Emiliano Monge
Random House. Barcelona, 2019
400 páginas. 18,90 €. Ebook: 9,99 €
Dos obviedades y una tercera que también lo es pero a menudo olvidamos: un país es una institución, la familia es otra institución, y desde luego que la identidad individual, esa fábula según la cual uno se mantiene continuo en el tiempo, lo es en la misma medida y por las mismas razones. Aquí, entiendo que lo institucional se caracteriza por la creación de unas estructuras que resisten cualquier embate, diseñadas para ponerse en funcionamiento con autonomía respecto de sus integrantes, por no decir a su costa. Una institución, incluso si es fallida, no quiere que escapes de ella ni que se la desmonte desde fuera. La nueva novela de Emiliano Monge (Ciudad de México, 1978), No contar todo, explica la historia del abuelo del autor, que se enreda con la del padre, y por supuesto ambas confluyen en la vida del propio Monge, tres réplicas del mismo fenómeno tectónico que sirven para narrar tres territorios diferentes. A saber: México y la naturalización de la “violencia masculina”; los Monge y su atracción por el abismo, más la huella en forma de silencio que esa atracción deja en los otros; y Emiliano Monge con su herencia y su biografía, que confluyen en una tentación recurrente: “La historia, ya lo dije, es un presentimiento. Aquel que más temprano o que más tarde susurra en el oído de mi estirpe, haciéndonos romper con el pasado”.
La cita se refiere a la inquietante tendencia al abandono o la desaparición de los Monge, un fenómeno que tuvo su punto álgido en el abuelo: un señor que simuló su propia muerte y sólo reapareció años después, cuando acabó la plata. ¡Si vas a escribir autoficción, ruega por tener a alguien así en tu familia! En el caso del padre, la lucha guerrillera fue el interruptor que le llevó a irse por primera vez. Luego conoció la tortura y la derrota, y se convirtió en un marido que a veces volvía de sus viajes y otras veces, no. Llegamos así a Emiliano, niño enfermo, adulto escurridizo, caja de resonancia de las peripecias ajenas. No contar todo pone todos estos elementos en juego gracias a un despliegue técnico admirable, concretado en un logro cada vez más inusual en la narrativa contemporánea: la creación verosímil de tres voces distintas, plenamente reconocibles. Monge es hábil: a Carlos Monge McKey lo conocemos a través de las páginas de un diario escrito en primera persona, en cambio Carlos Monge Sánchez se dirige a su hijo en una segunda persona apelativa, descaradamente oral y mexicanísima, y para hablar de sí mismo el autor ha reservado una tercera persona que toma distancia y contribuye a la confección de algunos de los pasajes autobiográficos menos complacientes que he leído en los últimos tiempos.
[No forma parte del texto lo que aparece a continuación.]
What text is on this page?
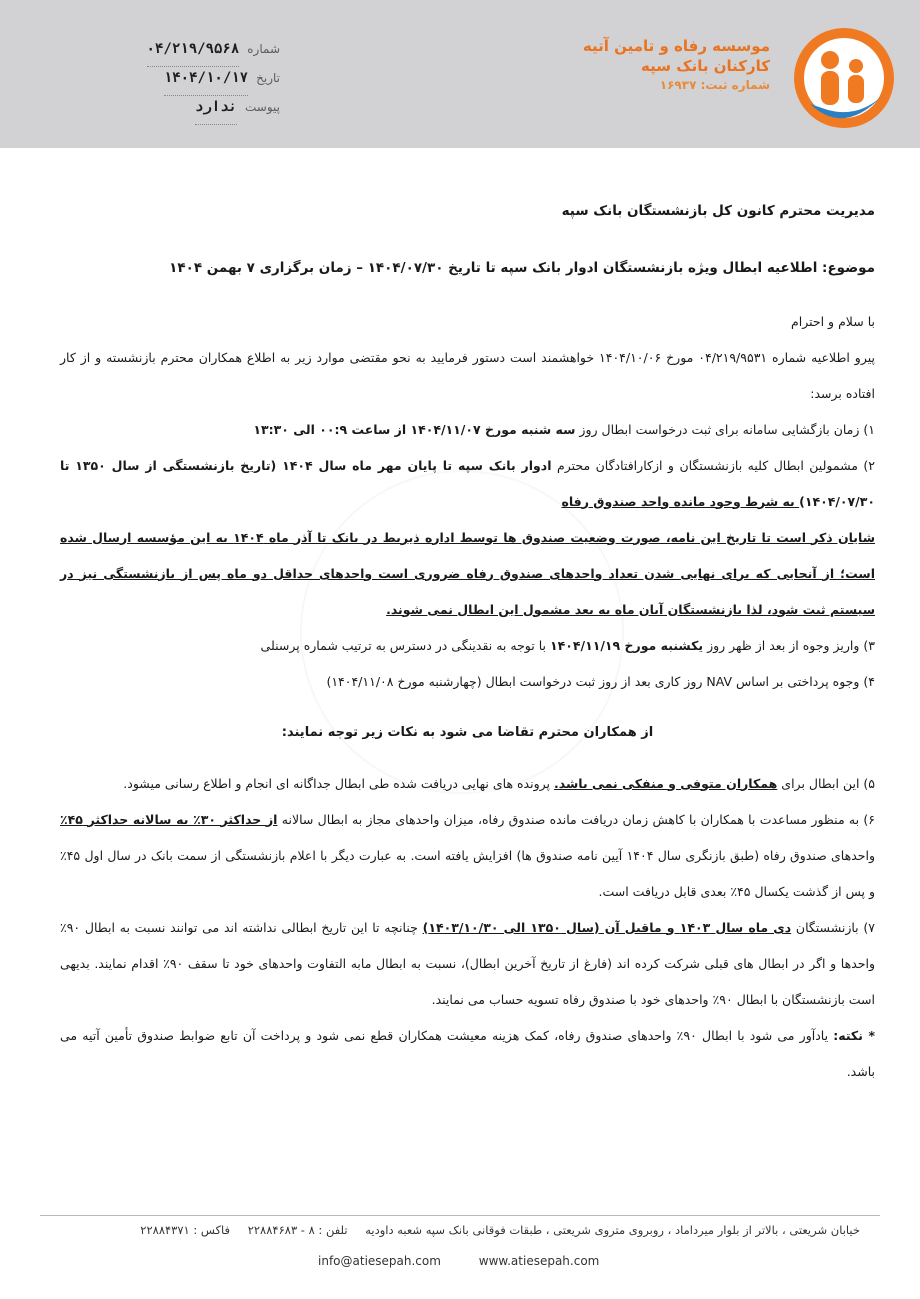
موسسه رفاه و تامین آتیه
کارکنان بانک سپه
شماره ثبت: ۱۶۹۳۷
شماره
۰۴/۲۱۹/۹۵۶۸
تاریخ
۱۴۰۴/۱۰/۱۷
پیوست
ندارد

مدیریت محترم کانون کل بازنشستگان بانک سپه

موضوع: اطلاعیه ابطال ویژه بازنشستگان ادوار بانک سپه تا تاریخ ۱۴۰۴/۰۷/۳۰ – زمان برگزاری ۷ بهمن ۱۴۰۴

با سلام و احترام

پیرو اطلاعیه شماره ۰۴/۲۱۹/۹۵۳۱ مورخ ۱۴۰۴/۱۰/۰۶ خواهشمند است دستور فرمایید به نحو مقتضی موارد زیر به اطلاع همکاران محترم بازنشسته و از کار افتاده برسد:

۱) زمان بازگشایی سامانه برای ثبت درخواست ابطال روز سه شنبه مورخ ۱۴۰۴/۱۱/۰۷ از ساعت ۰۰:۹ الی ۱۳:۳۰

۲) مشمولین ابطال کلیه بازنشستگان و ازکارافتادگان محترم ادوار بانک سپه تا پایان مهر ماه سال ۱۴۰۴ (تاریخ بازنشستگی از سال ۱۳۵۰ تا ۱۴۰۴/۰۷/۳۰) به شرط وجود مانده واحد صندوق رفاه

شایان ذکر است تا تاریخ این نامه، صورت وضعیت صندوق ها توسط اداره ذیربط در بانک تا آذر ماه ۱۴۰۴ به این مؤسسه ارسال شده است؛ از آنجایی که برای نهایی شدن تعداد واحدهای صندوق رفاه ضروری است واحدهای حداقل دو ماه پس از بازنشستگی نیز در سیستم ثبت شود، لذا بازنشستگان آبان ماه به بعد مشمول این ابطال نمی شوند.

۳) واریز وجوه از بعد از ظهر روز یکشنبه مورخ ۱۴۰۴/۱۱/۱۹ با توجه به نقدینگی در دسترس به ترتیب شماره پرسنلی

۴) وجوه پرداختی بر اساس NAV روز کاری بعد از روز ثبت درخواست ابطال (چهارشنبه مورخ ۱۴۰۴/۱۱/۰۸)

از همکاران محترم تقاضا می شود به نکات زیر توجه نمایند:

۵) این ابطال برای همکاران متوفی و منفکی نمی باشد. پرونده های نهایی دریافت شده طی ابطال جداگانه ای انجام و اطلاع رسانی میشود.

۶) به منظور مساعدت با همکاران با کاهش زمان دریافت مانده صندوق رفاه، میزان واحدهای مجاز به ابطال سالانه از حداکثر ۳۰٪ به سالانه حداکثر ۴۵٪ واحدهای صندوق رفاه (طبق بازنگری سال ۱۴۰۴ آیین نامه صندوق ها) افزایش یافته است. به عبارت دیگر با اعلام بازنشستگی از سمت بانک در سال اول ۴۵٪ و پس از گذشت یکسال ۴۵٪ بعدی قابل دریافت است.

۷) بازنشستگان دی ماه سال ۱۴۰۳ و ماقبل آن (سال ۱۳۵۰ الی ۱۴۰۳/۱۰/۳۰) چنانچه تا این تاریخ ابطالی نداشته اند می توانند نسبت به ابطال ۹۰٪ واحدها و اگر در ابطال های قبلی شرکت کرده اند (فارغ از تاریخ آخرین ابطال)، نسبت به ابطال مابه التفاوت واحدهای خود تا سقف ۹۰٪ اقدام نمایند. بدیهی است بازنشستگان با ابطال ۹۰٪ واحدهای خود با صندوق رفاه تسویه حساب می نمایند.

* نکته: یادآور می شود با ابطال ۹۰٪ واحدهای صندوق رفاه، کمک هزینه معیشت همکاران قطع نمی شود و پرداخت آن تابع ضوابط صندوق تأمین آتیه می باشد.

خیابان شریعتی ، بالاتر از بلوار میرداماد ، روبروی متروی شریعتی ، طبقات فوقانی بانک سپه شعبه داودیه تلفن : ۸ - ۲۲۸۸۴۶۸۳ فاکس : ۲۲۸۸۴۳۷۱
info@atiesepah.com	www.atiesepah.com
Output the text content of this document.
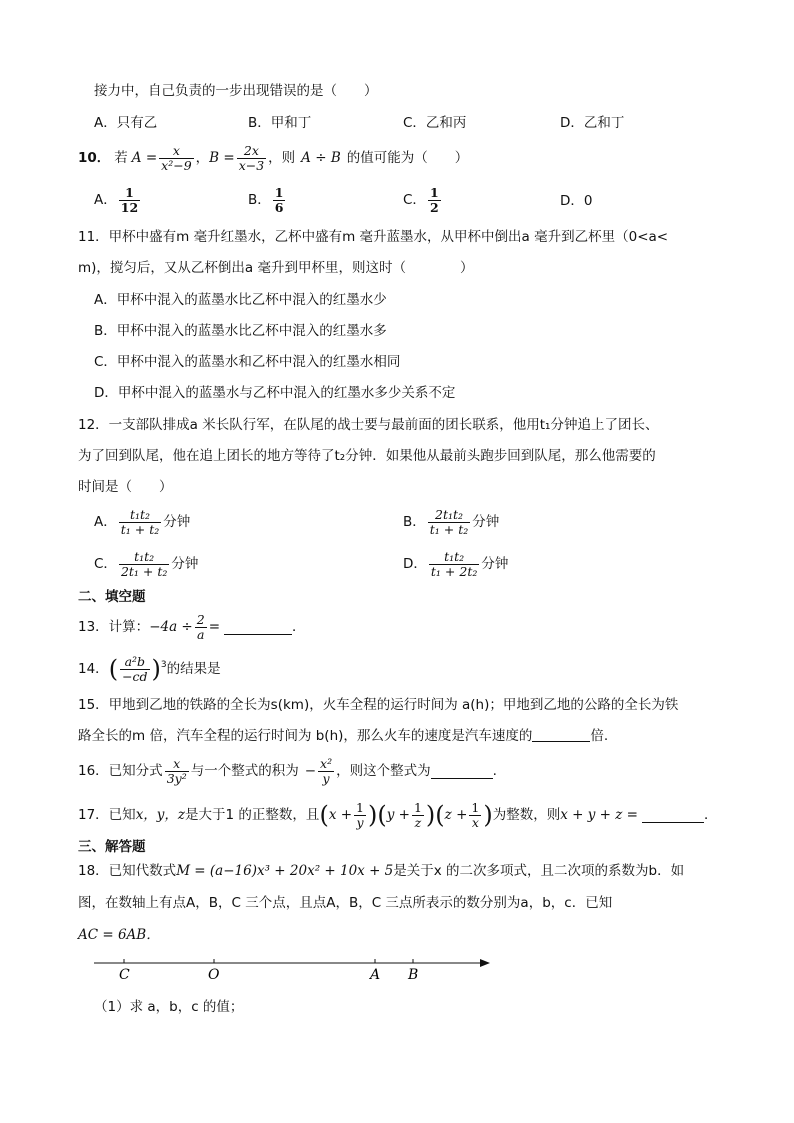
接力中，自己负责的一步出现错误的是（　　）
A．只有乙	B．甲和丁	C．乙和丙	D．乙和丁
10． 若 $A = \frac{x}{\text{x²−9}}$ ， $B = \frac{2x}{x-3}$ ，则 A ÷ B 的值可能为（　　）
A． $\frac{1}{12}$	B． $\frac{1}{6}$	C． $\frac{1}{2}$	D．0
11．甲杯中盛有m 毫升红墨水，乙杯中盛有m 毫升蓝墨水，从甲杯中倒出a 毫升到乙杯里（0<a<
m)，搅匀后，又从乙杯倒出a 毫升到甲杯里，则这时（　　　　）
A．甲杯中混入的蓝墨水比乙杯中混入的红墨水少
B．甲杯中混入的蓝墨水比乙杯中混入的红墨水多
C．甲杯中混入的蓝墨水和乙杯中混入的红墨水相同
D．甲杯中混入的蓝墨水与乙杯中混入的红墨水多少关系不定
12．一支部队排成a 米长队行军，在队尾的战士要与最前面的团长联系，他用t₁分钟追上了团长、
为了回到队尾，他在追上团长的地方等待了t₂分钟．如果他从最前头跑步回到队尾，那么他需要的
时间是（　　）
A． $\frac{\text{t₁t₂}}{\text{t₁ + t₂}}$ 分钟	B． $\frac{\text{2t₁t₂}}{\text{t₁ + t₂}}$ 分钟
C． $\frac{\text{t₁t₂}}{\text{2t₁ + t₂}}$ 分钟	D． $\frac{\text{t₁t₂}}{\text{t₁ + 2t₂}}$ 分钟
二、填空题
13．计算： $-4a \div \frac{2}{a}$ =	．
14． ( $\frac{\text{a²b}}{-cd} )^3$ 的结果是
15．甲地到乙地的铁路的全长为s(km)，火车全程的运行时间为 a(h)；甲地到乙地的公路的全长为铁
路全长的m 倍，汽车全程的运行时间为 b(h)，那么火车的速度是汽车速度的	倍.
16．已知分式 $\frac{x}{\text{3y²}}$ 与一个整式的积为 − $\frac{\text{x²}}{y}$ ，则这个整式为	.
17．已知 x，y，z 是大于1 的正整数，且 ( $x + \frac{1}{y}$ ) ( $y + \frac{1}{z}$ ) ( $z + \frac{1}{x}$ ) 为整数，则 x + y + z =	．
三、解答题
18．已知代数式M = (a−16)x³ + 20x² + 10x + 5是关于x 的二次多项式，且二次项的系数为b．如
图，在数轴上有点A，B，C 三个点，且点A，B，C 三点所表示的数分别为a，b，c．已知
AC = 6AB．
C	O	A B
（1）求 a，b，c 的值；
Monge consigue un logro cada vez más inusual en la narrativa contemporánea, la creación verosímil de tres voces distintas
“Nada importaba tanto como haber, de pronto, descubierto que uno puede renegar de su pasado y comenzar, de golpe, a ser distinto”, leemos en No contar todo, y en ese instante entendemos la raíz de un conflicto universal, el que lleva al individuo a intentar construirse frente a su herencia, con éxito no siempre remarcable. También leemos: “Estoy hablando de lo que pasa, al interior de una familia, cuando un hecho, un momento que lo parte todo en dos, sólo puede saberse entre todos; cuando ese instante, cuando esa cosa que nos marca no puede conocerse de manera individual o en silencio”. Y entendemos las claves naturalmente ocultas con que se descifran las dinámicas entre padres, hijos y hermanos. Finalmente, leemos que “en tu país cualquier asunto honesto está mal visto”, e intuimos las raíces de la violencia, su aroma a masculinidad turbia en espacios cerrados, y el centro de esos tres círculos institucionales terribles. En ese centro hay un coche en llamas donde se carboniza un falso cadáver, y un hombre que se prepara para escapar “a otra parte”: aquí nace un linaje. Por lo demás, no es nada extraño que estas páginas estén recorridas discretamente por dos imágenes: la “hondura” (recurrente en Monge) y el “vacío”. Son esos espacios paradójicos donde se oculta aquello que no se cuenta.